PRESS ENTERPRISE Op-Ep by Tim Sheridan: Invest in our Country by Tackling Student Debt Problem – August 13, 2016
Americans owe nearly $1.3 trillion in student loan debt, spread among some 43 million borrowers, according to studentloanhero.com. If you tried to work out the average amount owed on your cellphone’s calculator, well, you couldn’t do it. There are too many zeros.
But here is something that we do know – the average college student will graduate with nearly $40,000 in student loan debt this year. Equally troubling, much of that debt is saddled with interest rates greater than 4 percent, with some rates as high as 8 percent.
It is important to note that this debt is not tied to the lifestyle that students led while they were in school. It is connected to the fact that over the last three decades, the cost of college has increased about tenfold. At the same time, median incomes in this country have remained relatively stagnant – adjusted for inflation, incomes have not risen in more than 30 years and, in fact, middle-class incomes have actually dropped over the last decade. All of this makes it nearly impossible for a family to send its children to college without incurring debilitating debt.
The student’s individual debt is not the only problem. This debt has affected everyone. Here’s why: When a student comes out of college with monthly payments that can take half their take-home pay, they simply cannot afford to fully participate in the economy. They cannot buy cars and they cannot buy houses, they cannot start new businesses.
When a recent college graduate cannot buy a new car, the salesman who does not get the commission cannot take his family to a restaurant. When the salesman does not go to the restaurant, the waiter does not get tipped, so he does not buy a new pair of jeans. Our economy works best when everyone can participate. When 40 million people cannot fully do so, it increases the ever-widening gap between the very wealthy and the ever-shrinking middle class in America.
We must find a way for students to graduate from college without incurring life-altering debt. Here are some solutions:
• Free two-year community colleges for every student: We should expand public education from K-12 to K-12 plus two years of community college by making two-year community colleges tuition-free.

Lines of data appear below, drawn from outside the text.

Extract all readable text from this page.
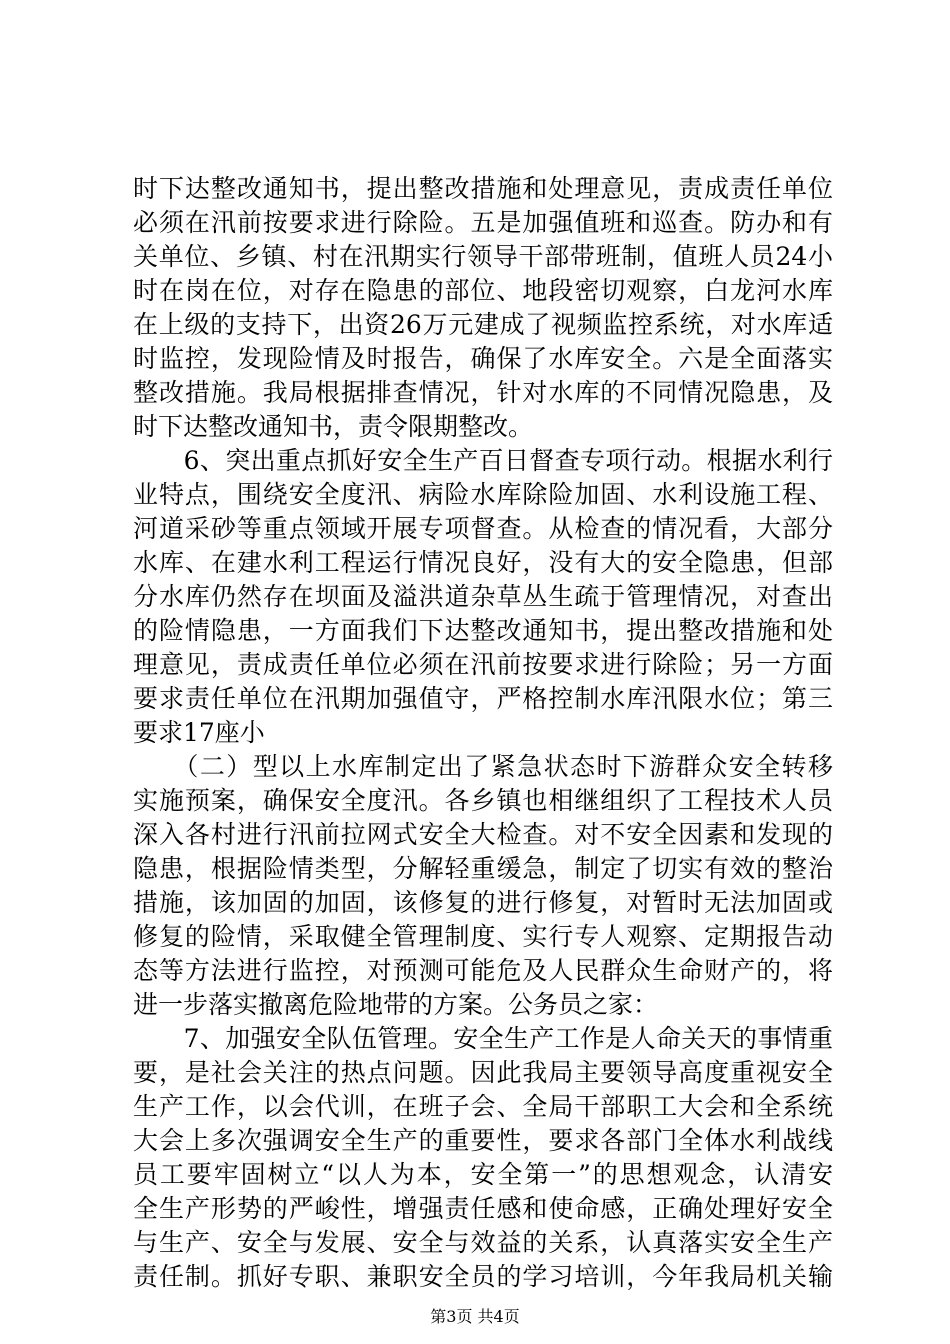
时下达整改通知书，提出整改措施和处理意见，责成责任单位
必须在汛前按要求进行除险。五是加强值班和巡查。防办和有
关单位、乡镇、村在汛期实行领导干部带班制，值班人员24小
时在岗在位，对存在隐患的部位、地段密切观察，白龙河水库
在上级的支持下，出资26万元建成了视频监控系统，对水库适
时监控，发现险情及时报告，确保了水库安全。六是全面落实
整改措施。我局根据排查情况，针对水库的不同情况隐患，及
时下达整改通知书，责令限期整改。
　　6、突出重点抓好安全生产百日督查专项行动。根据水利行
业特点，围绕安全度汛、病险水库除险加固、水利设施工程、
河道采砂等重点领域开展专项督查。从检查的情况看，大部分
水库、在建水利工程运行情况良好，没有大的安全隐患，但部
分水库仍然存在坝面及溢洪道杂草丛生疏于管理情况，对查出
的险情隐患，一方面我们下达整改通知书，提出整改措施和处
理意见，责成责任单位必须在汛前按要求进行除险；另一方面
要求责任单位在汛期加强值守，严格控制水库汛限水位；第三
要求17座小
　　（二）型以上水库制定出了紧急状态时下游群众安全转移
实施预案，确保安全度汛。各乡镇也相继组织了工程技术人员
深入各村进行汛前拉网式安全大检查。对不安全因素和发现的
隐患，根据险情类型，分解轻重缓急，制定了切实有效的整治
措施，该加固的加固，该修复的进行修复，对暂时无法加固或
修复的险情，采取健全管理制度、实行专人观察、定期报告动
态等方法进行监控，对预测可能危及人民群众生命财产的，将
进一步落实撤离危险地带的方案。公务员之家：
　　7、加强安全队伍管理。安全生产工作是人命关天的事情重
要，是社会关注的热点问题。因此我局主要领导高度重视安全
生产工作，以会代训，在班子会、全局干部职工大会和全系统
大会上多次强调安全生产的重要性，要求各部门全体水利战线
员工要牢固树立“以人为本，安全第一”的思想观念，认清安
全生产形势的严峻性，增强责任感和使命感，正确处理好安全
与生产、安全与发展、安全与效益的关系，认真落实安全生产
责任制。抓好专职、兼职安全员的学习培训，今年我局机关输
第3页 共4页
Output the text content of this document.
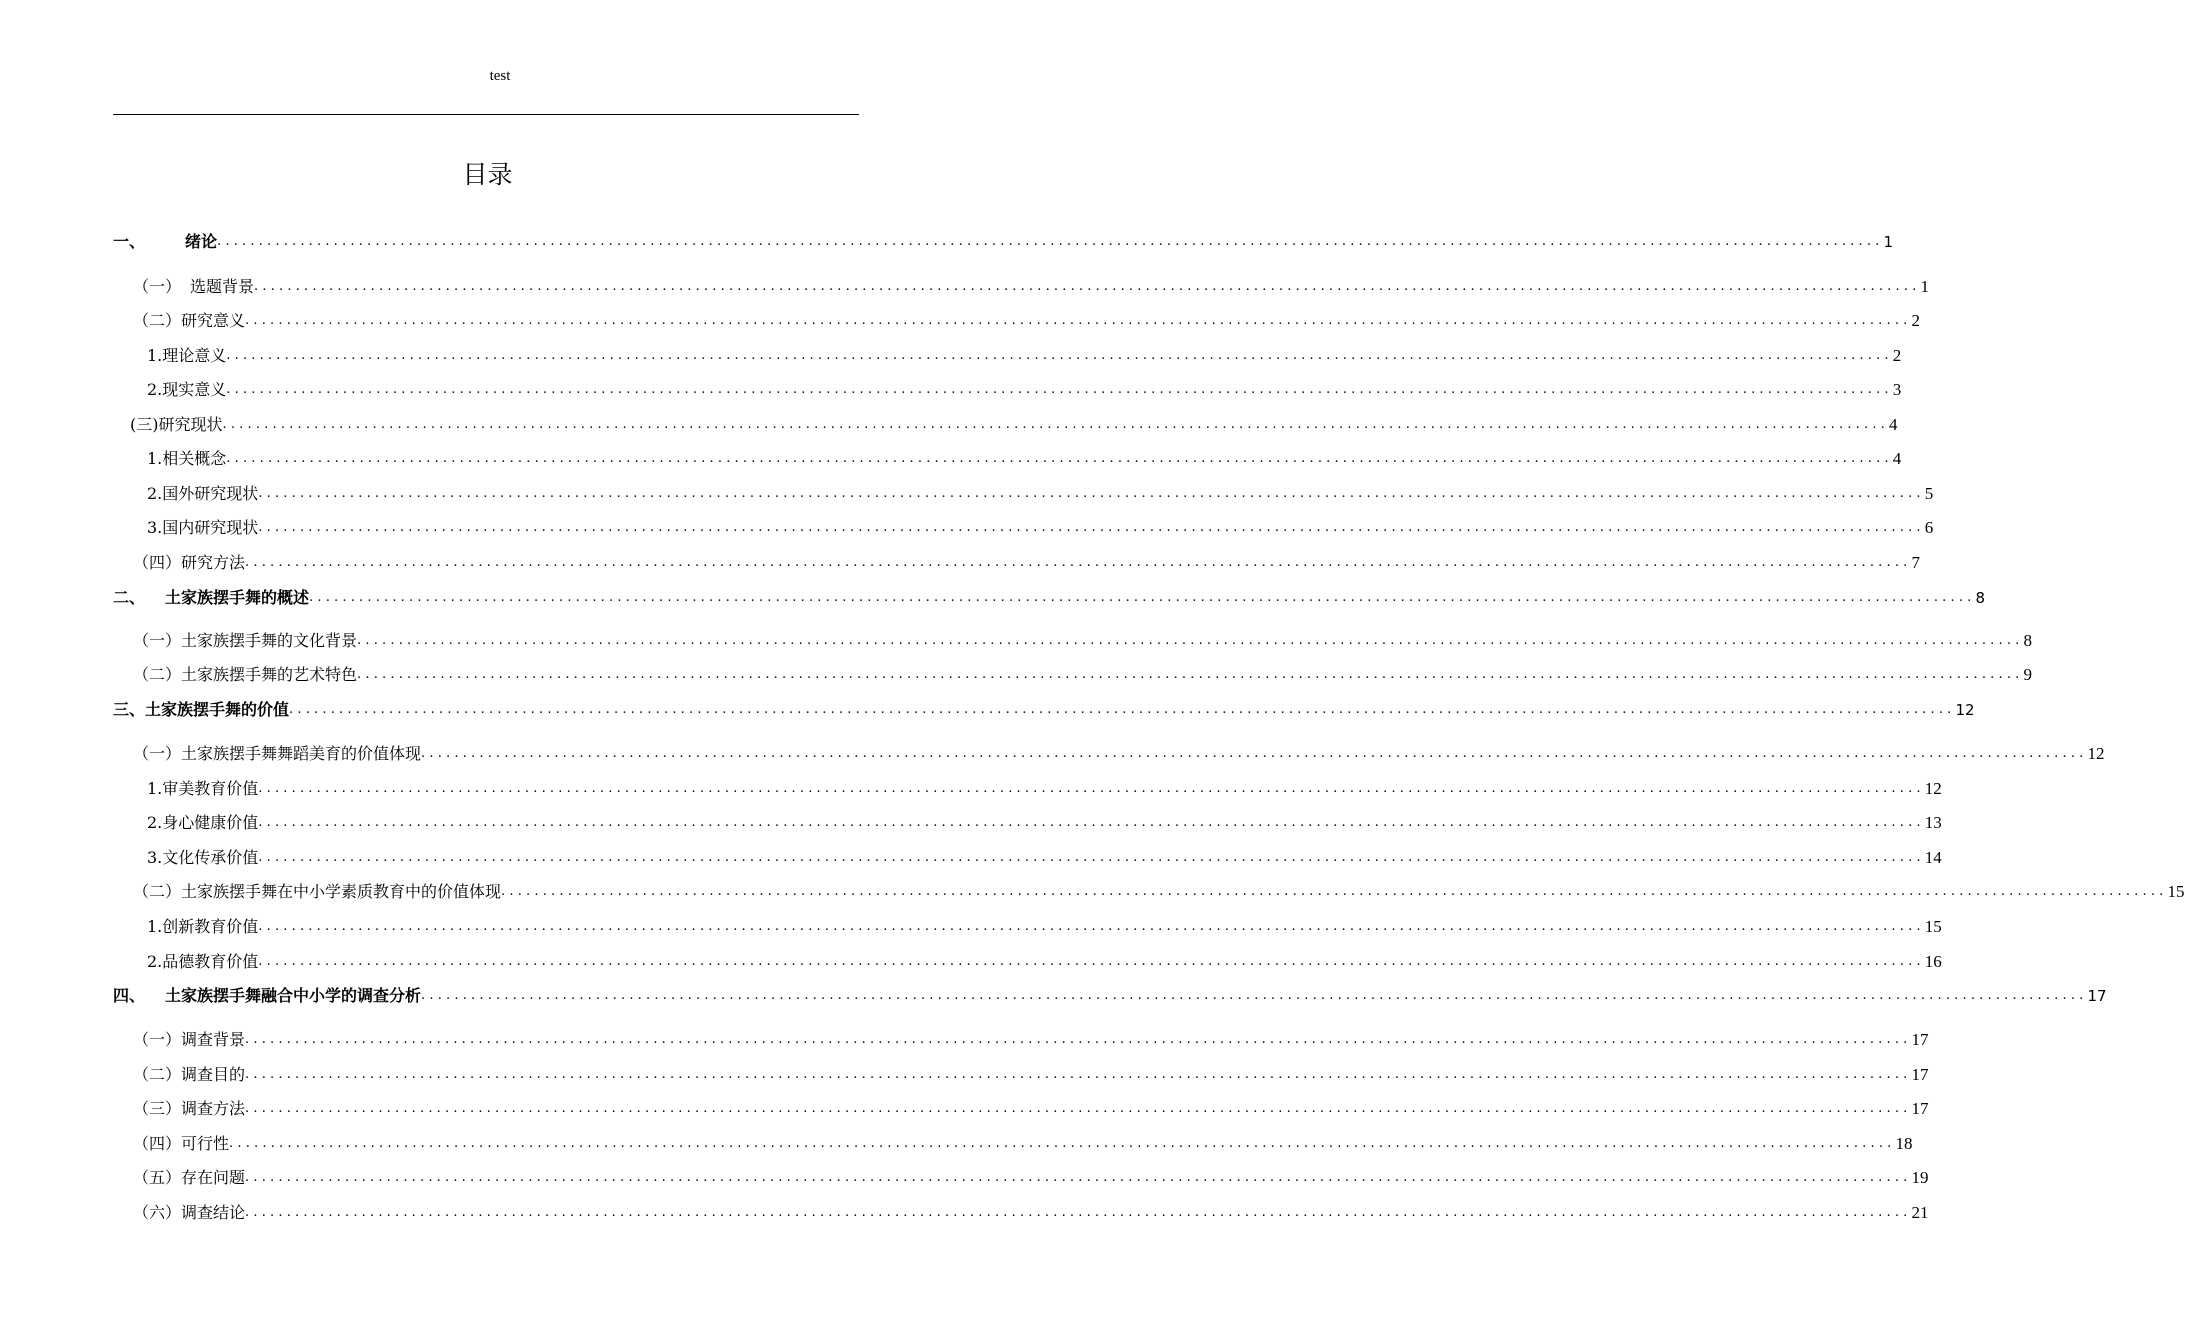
test
目录
一、	绪论 ........................................................................................................................................................................................................ 1
（一） 选题背景 ........................................................................................................................................................................................................ 1
（二）研究意义 ........................................................................................................................................................................................................ 2
1.理论意义 ........................................................................................................................................................................................................ 2
2.现实意义 ........................................................................................................................................................................................................ 3
(三)研究现状 ........................................................................................................................................................................................................ 4
1.相关概念 ........................................................................................................................................................................................................ 4
2.国外研究现状 ........................................................................................................................................................................................................ 5
3.国内研究现状 ........................................................................................................................................................................................................ 6
（四）研究方法 ........................................................................................................................................................................................................ 7
二、 土家族摆手舞的概述 ........................................................................................................................................................................................................ 8
（一）土家族摆手舞的文化背景 ........................................................................................................................................................................................................ 8
（二）土家族摆手舞的艺术特色 ........................................................................................................................................................................................................ 9
三、土家族摆手舞的价值 ........................................................................................................................................................................................................ 12
（一）土家族摆手舞舞蹈美育的价值体现 ........................................................................................................................................................................................................ 12
1.审美教育价值 ........................................................................................................................................................................................................ 12
2.身心健康价值 ........................................................................................................................................................................................................ 13
3.文化传承价值 ........................................................................................................................................................................................................ 14
（二）土家族摆手舞在中小学素质教育中的价值体现 ........................................................................................................................................................................................................ 15
1.创新教育价值 ........................................................................................................................................................................................................ 15
2.品德教育价值 ........................................................................................................................................................................................................ 16
四、 土家族摆手舞融合中小学的调查分析 ........................................................................................................................................................................................................ 17
（一）调查背景 ........................................................................................................................................................................................................ 17
（二）调查目的 ........................................................................................................................................................................................................ 17
（三）调查方法 ........................................................................................................................................................................................................ 17
（四）可行性 ........................................................................................................................................................................................................ 18
（五）存在问题 ........................................................................................................................................................................................................ 19
（六）调查结论 ........................................................................................................................................................................................................ 21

• Low-cost four-year state universities for every student: Both the federal and state governments should focus on making four-year public colleges more affordable by investing the necessary resources to do so. Ultimately, making college more affordable is an investment in our country’s future. As markets across the world continue to expand, we need to make sure that our students can compete. They will not be able to do so if they cannot afford a college education.
• Loans and debt: We must also lower student loan interest rates, and provide a mechanism for those with higher rates to refinance their loans at a lower rate. In order to eliminate the extreme burden on the student after graduation, Congress should consider putting a cap on student loan repayments such that the repayment will not exceed a certain percentage of the graduate’s income.
Depending on the accounting method used, it is generally recognized that the federal government makes money on student loans. That is wrong. If Ford or GM can stay in business selling cars at zero percent or 0.9 percent interest rates, the federal government can finance the country’s future by providing student loans at similar rates.
The direction we take as a nation is dependent on the ability of our citizens to contribute to society. Making these changes will ensure that more students will attend college and obtain degrees. It will also ensure that graduates entering the workplace will be able to contribute to our economy without the extreme burden of high-cost debt weighing them down. Finally, it will enable new entrepreneurs to create more small businesses which will create thousands of jobs for others, increasing income, reducing unemployment rates and reducing costs to taxpayers. Simply put, reforming the student loan process will benefit the country as a whole.
Tim Sheridan is a Democratic candidate for California’s 42nd Congressional District. He lives in Lake Elsinore.